In the video, shot on location in Potsdam, Mr. Michaud pleads with viewers to mount a national campaign to contact Mr. Craven or donors willing to spend money to save the structure.

Since being uploaded a few days ago, the sometimes tongue-in-cheek video featuring Mr. Michaud acting scared outside the abandoned house has received more than 3,800 views. The video showcases the building's extensive history.

Mr. Michaud said the video is receiving responses from around the country from people who agree the house is worth saving. He said he also hopes to hear from people who were involved in Mr. Craven's early film experiments in Potsdam.

Town Supervisor Marie C. Regan said that while she applauds Mr. Michaud's efforts to save the house, the structure is beyond repair.

"We had Tisdel (Associates) evaluate it for us to see if there was any way that we could rehabilitate it for use as a town hall, and he told us it would cost two tractor-trailers full of money," Mrs. Regan said. "When we found that out, that was the nail in the coffin."
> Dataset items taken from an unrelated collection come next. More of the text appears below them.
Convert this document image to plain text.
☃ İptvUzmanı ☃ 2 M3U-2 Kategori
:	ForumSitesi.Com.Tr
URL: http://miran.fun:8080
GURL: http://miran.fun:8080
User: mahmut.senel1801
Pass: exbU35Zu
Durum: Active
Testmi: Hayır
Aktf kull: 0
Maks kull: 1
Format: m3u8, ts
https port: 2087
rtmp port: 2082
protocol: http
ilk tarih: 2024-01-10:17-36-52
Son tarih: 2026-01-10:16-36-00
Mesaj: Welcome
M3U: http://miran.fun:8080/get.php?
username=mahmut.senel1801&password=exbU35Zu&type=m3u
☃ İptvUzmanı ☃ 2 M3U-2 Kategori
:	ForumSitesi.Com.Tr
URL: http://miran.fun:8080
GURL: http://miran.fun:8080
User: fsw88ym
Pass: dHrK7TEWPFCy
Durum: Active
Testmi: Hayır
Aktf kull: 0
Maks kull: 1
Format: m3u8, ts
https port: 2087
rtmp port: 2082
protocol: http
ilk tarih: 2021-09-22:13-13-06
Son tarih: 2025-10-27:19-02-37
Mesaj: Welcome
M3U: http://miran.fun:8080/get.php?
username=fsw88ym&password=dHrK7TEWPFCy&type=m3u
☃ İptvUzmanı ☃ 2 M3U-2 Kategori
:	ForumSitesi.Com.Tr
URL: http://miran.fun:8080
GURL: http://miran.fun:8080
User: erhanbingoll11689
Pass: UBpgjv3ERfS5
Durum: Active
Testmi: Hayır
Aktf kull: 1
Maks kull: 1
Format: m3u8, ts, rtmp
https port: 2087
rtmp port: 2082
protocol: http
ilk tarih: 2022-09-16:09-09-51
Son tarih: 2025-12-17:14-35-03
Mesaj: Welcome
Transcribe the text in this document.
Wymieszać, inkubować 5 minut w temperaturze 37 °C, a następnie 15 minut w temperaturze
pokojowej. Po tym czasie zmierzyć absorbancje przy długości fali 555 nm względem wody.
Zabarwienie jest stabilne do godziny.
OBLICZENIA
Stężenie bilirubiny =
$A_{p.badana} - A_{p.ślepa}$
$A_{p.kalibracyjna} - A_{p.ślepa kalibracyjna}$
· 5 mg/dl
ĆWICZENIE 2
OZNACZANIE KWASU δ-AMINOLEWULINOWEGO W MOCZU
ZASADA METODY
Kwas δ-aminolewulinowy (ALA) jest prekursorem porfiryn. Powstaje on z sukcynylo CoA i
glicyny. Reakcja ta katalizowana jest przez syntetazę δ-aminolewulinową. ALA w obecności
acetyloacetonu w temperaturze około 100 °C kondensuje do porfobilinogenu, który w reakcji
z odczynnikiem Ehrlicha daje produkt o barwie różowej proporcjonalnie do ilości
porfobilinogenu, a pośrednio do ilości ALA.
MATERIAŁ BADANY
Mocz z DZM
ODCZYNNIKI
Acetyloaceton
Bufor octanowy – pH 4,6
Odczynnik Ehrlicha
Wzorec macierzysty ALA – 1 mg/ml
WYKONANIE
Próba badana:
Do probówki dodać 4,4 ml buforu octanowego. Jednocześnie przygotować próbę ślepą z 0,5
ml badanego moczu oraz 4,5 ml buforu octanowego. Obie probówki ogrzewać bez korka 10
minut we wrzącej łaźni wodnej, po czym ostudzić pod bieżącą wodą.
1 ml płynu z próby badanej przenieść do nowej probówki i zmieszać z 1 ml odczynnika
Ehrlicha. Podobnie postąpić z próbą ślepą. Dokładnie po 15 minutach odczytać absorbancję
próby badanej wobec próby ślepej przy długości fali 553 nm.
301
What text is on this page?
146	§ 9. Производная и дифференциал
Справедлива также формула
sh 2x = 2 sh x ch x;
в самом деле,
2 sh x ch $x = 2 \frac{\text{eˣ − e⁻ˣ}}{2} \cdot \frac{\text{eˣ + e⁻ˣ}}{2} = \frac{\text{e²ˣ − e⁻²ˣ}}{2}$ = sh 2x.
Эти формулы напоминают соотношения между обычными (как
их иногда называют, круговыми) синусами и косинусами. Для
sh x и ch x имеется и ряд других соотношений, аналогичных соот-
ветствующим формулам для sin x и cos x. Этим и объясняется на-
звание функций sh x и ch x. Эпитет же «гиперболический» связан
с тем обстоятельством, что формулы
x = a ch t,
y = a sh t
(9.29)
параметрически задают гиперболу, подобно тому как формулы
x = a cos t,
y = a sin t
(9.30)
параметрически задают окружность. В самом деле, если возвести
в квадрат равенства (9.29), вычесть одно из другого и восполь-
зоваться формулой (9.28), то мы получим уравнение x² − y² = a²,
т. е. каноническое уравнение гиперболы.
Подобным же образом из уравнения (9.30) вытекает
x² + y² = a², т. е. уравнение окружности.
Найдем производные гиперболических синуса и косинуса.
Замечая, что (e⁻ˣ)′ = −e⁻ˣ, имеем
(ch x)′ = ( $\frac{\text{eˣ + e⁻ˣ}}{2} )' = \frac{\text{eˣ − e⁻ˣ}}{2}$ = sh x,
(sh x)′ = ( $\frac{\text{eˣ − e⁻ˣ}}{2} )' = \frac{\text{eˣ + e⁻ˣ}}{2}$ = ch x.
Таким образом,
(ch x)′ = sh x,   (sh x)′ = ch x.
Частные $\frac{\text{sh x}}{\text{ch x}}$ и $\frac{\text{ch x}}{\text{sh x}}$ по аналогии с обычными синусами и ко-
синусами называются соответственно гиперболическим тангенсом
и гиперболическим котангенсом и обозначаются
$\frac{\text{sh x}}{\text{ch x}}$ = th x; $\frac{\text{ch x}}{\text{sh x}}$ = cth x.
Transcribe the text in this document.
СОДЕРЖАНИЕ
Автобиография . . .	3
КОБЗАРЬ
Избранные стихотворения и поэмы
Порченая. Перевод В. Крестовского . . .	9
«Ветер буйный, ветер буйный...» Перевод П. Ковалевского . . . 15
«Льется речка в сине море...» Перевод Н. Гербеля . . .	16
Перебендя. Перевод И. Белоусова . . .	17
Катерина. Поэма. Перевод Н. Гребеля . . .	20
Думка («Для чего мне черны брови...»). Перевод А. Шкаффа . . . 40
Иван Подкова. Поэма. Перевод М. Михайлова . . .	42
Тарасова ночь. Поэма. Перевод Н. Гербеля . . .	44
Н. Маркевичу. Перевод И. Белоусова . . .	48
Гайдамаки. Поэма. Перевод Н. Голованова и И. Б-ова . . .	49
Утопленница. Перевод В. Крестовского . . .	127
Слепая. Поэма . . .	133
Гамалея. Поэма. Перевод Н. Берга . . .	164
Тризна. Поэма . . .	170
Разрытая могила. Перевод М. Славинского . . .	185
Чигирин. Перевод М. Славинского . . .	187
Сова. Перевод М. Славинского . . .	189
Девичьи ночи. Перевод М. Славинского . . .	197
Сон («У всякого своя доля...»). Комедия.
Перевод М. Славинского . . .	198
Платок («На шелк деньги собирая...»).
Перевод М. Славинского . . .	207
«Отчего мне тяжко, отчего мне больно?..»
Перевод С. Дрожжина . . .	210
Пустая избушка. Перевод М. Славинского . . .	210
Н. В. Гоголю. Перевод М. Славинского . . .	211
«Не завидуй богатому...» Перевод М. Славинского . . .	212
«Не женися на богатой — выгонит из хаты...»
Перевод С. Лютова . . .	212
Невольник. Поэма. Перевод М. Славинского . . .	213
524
Mrs. Regan said the Town Council will continue with its plans to raze 18 Elm St. and build a new town hall on the site, but it would be willing to sell the building if someone came up with enough money to restore it.

"I would still say that if anyone had a couple of million and they were willing to do it, I'd applaud their effort," Mrs. Regan said. "But the fraternity members of Theta Chi weren't able to do that. Wes Craven hasn't shown any interest in it to date, nor has Clarkson, if they feel this is a part of their historical past."

In the meantime, Mr. Michaud plans to upload more video blogs on the subject and keep researching Mr. Craven's days in Potsdam in hopes of drumming up more national interest.